Si apre dunque tutto il bisogno di curare l’adolescente a rischio di agiti aggressivi (etero o auto indotti) a partire da tutti i contesti sociali ed educativi, che frequenta e in cui cresce a partire dal ristabilire delle relazioni con adulti che sappiano essere di riferimento nel dare un nome a emozioni complesse e dunque ristabilire ‘un ordine di senso’ in relazioni tra coetanei, che sembrano assumere un ruolo onnipotente di bastare a se stessi, escludendo dunque gli adulti, come se tutti fossero abbandonati a se stessi.

Riteniamo come equipe specialistica per adolescenti che il primo passo per gli adolescenti per prendersi cura di sé proteggersi dal rischio di mettersi in situazioni pericolose (per sé e per gli altri) è cercare aiuto con segnali, forme di comunicazione (anche implicite) ma soprattutto risiede nel trovare degli adulti in grado di ascoltarli, dare un nome a ciò che loro non riescono a nominare e non sminuire o svalutare le loro richieste.

Il punto di vista sociale

Il vertice sociale infine deve tenere conto, a nostro parere, della comunità sociale allargata, data dal contesto, la cultura di un luogo, la popolazione che vi abita. 
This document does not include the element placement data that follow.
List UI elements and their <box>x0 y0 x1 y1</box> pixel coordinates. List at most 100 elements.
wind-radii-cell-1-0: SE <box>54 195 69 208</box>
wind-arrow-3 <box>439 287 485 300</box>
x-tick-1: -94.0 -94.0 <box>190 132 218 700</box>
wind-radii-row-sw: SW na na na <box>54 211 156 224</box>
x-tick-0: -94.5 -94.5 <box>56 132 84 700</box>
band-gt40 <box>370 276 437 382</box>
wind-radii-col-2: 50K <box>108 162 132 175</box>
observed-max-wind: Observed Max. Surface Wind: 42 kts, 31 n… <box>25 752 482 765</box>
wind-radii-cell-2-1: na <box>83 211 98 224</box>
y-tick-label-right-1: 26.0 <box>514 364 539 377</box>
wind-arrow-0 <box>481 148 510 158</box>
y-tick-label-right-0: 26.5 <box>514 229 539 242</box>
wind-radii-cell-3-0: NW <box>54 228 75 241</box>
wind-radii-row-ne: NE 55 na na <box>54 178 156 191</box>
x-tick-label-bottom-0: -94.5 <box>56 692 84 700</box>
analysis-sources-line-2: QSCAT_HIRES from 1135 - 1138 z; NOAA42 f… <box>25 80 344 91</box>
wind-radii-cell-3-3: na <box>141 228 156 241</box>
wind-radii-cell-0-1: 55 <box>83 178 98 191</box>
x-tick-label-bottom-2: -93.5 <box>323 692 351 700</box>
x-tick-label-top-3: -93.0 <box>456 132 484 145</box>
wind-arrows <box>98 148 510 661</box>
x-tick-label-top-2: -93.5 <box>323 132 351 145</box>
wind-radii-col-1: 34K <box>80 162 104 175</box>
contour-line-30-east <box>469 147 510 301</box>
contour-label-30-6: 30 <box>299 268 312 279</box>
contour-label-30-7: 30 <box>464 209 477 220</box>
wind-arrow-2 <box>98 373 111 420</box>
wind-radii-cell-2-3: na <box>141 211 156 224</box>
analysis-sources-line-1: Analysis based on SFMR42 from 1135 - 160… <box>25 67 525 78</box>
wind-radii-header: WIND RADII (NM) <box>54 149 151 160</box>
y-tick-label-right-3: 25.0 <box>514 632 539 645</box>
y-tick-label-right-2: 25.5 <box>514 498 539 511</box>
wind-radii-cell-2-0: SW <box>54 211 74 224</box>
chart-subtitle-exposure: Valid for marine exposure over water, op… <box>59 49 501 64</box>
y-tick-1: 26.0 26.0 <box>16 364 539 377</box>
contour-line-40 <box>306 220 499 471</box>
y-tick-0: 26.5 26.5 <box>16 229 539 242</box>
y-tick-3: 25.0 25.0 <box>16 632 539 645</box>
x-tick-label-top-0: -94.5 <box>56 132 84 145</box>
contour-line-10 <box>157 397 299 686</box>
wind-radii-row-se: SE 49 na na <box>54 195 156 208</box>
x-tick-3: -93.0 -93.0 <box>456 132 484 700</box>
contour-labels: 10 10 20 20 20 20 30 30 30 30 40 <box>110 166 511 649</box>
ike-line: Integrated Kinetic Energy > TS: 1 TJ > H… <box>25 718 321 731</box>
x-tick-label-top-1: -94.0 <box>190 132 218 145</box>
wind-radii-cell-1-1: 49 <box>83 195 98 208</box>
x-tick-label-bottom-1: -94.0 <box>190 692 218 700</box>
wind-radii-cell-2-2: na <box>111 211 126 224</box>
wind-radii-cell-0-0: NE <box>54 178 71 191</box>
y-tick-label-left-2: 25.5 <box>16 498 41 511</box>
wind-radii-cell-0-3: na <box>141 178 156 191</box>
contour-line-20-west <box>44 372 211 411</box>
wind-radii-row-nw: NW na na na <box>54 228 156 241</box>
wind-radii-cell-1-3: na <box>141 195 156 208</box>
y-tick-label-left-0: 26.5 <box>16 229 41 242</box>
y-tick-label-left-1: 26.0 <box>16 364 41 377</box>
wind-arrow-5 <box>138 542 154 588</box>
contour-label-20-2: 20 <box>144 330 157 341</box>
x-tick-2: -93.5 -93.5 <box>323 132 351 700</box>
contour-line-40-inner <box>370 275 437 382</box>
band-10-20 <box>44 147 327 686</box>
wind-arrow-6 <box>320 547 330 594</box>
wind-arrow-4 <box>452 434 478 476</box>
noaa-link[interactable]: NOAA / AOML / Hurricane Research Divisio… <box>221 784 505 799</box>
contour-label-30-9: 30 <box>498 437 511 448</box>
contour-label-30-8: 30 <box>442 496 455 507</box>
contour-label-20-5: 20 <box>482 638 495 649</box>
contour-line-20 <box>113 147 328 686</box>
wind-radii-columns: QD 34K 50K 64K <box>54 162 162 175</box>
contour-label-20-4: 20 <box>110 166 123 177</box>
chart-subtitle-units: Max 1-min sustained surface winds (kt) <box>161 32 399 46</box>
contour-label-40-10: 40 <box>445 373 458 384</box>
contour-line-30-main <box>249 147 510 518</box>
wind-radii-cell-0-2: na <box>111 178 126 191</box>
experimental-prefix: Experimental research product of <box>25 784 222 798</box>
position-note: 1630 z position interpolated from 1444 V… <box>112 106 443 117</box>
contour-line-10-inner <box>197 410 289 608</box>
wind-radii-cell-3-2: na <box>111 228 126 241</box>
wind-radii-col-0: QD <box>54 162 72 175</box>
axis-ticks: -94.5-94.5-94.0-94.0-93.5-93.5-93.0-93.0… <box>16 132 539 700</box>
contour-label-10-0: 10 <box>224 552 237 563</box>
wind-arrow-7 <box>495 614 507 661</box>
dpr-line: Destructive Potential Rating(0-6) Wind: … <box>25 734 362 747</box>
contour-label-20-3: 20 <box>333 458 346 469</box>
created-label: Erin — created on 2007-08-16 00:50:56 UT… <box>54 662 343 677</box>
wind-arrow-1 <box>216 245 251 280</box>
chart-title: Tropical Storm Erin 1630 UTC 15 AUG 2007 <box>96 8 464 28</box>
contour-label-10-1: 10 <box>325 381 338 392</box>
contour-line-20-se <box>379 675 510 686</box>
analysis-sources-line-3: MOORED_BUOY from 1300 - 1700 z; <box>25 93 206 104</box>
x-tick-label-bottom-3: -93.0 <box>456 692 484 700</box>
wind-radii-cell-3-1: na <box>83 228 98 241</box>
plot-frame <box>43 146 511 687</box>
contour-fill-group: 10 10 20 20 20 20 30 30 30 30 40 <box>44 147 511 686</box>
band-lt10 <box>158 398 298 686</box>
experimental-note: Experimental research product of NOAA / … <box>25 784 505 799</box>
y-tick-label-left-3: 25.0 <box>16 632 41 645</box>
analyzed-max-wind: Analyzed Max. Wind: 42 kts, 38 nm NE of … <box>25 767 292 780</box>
Nella serie Tv Adolescence la narrazione non può non avere come sfondo e cornice ulteriore di lettura, il contesto inglese, con la sua ormai nota scissione tra l’apparente formalità e il bisogno di nascondere malessere, fragilità, follia. In tale contesto la violenza, sulla scia di film e registi dello stesso contesto (ad esempio Ken Loach) è un evidente antidoto, dal ‘gusto e odore onnipotente’, alla depressione del contesto sociale, depressione non economica, ma emotiva e radicata nella scissione e frammentazione di aspetti emotivi e di un contesto sociale che sembra non consentirne un’espressione autentica.

Adolescence dunque apre a diverse letture sul fenomeno della violenza giovanile, evidenzia segnali di allarme e rischio e, a nostro parere, invita a pensare ai giovani in maniera complessa, emotiva, vicina e collettiva.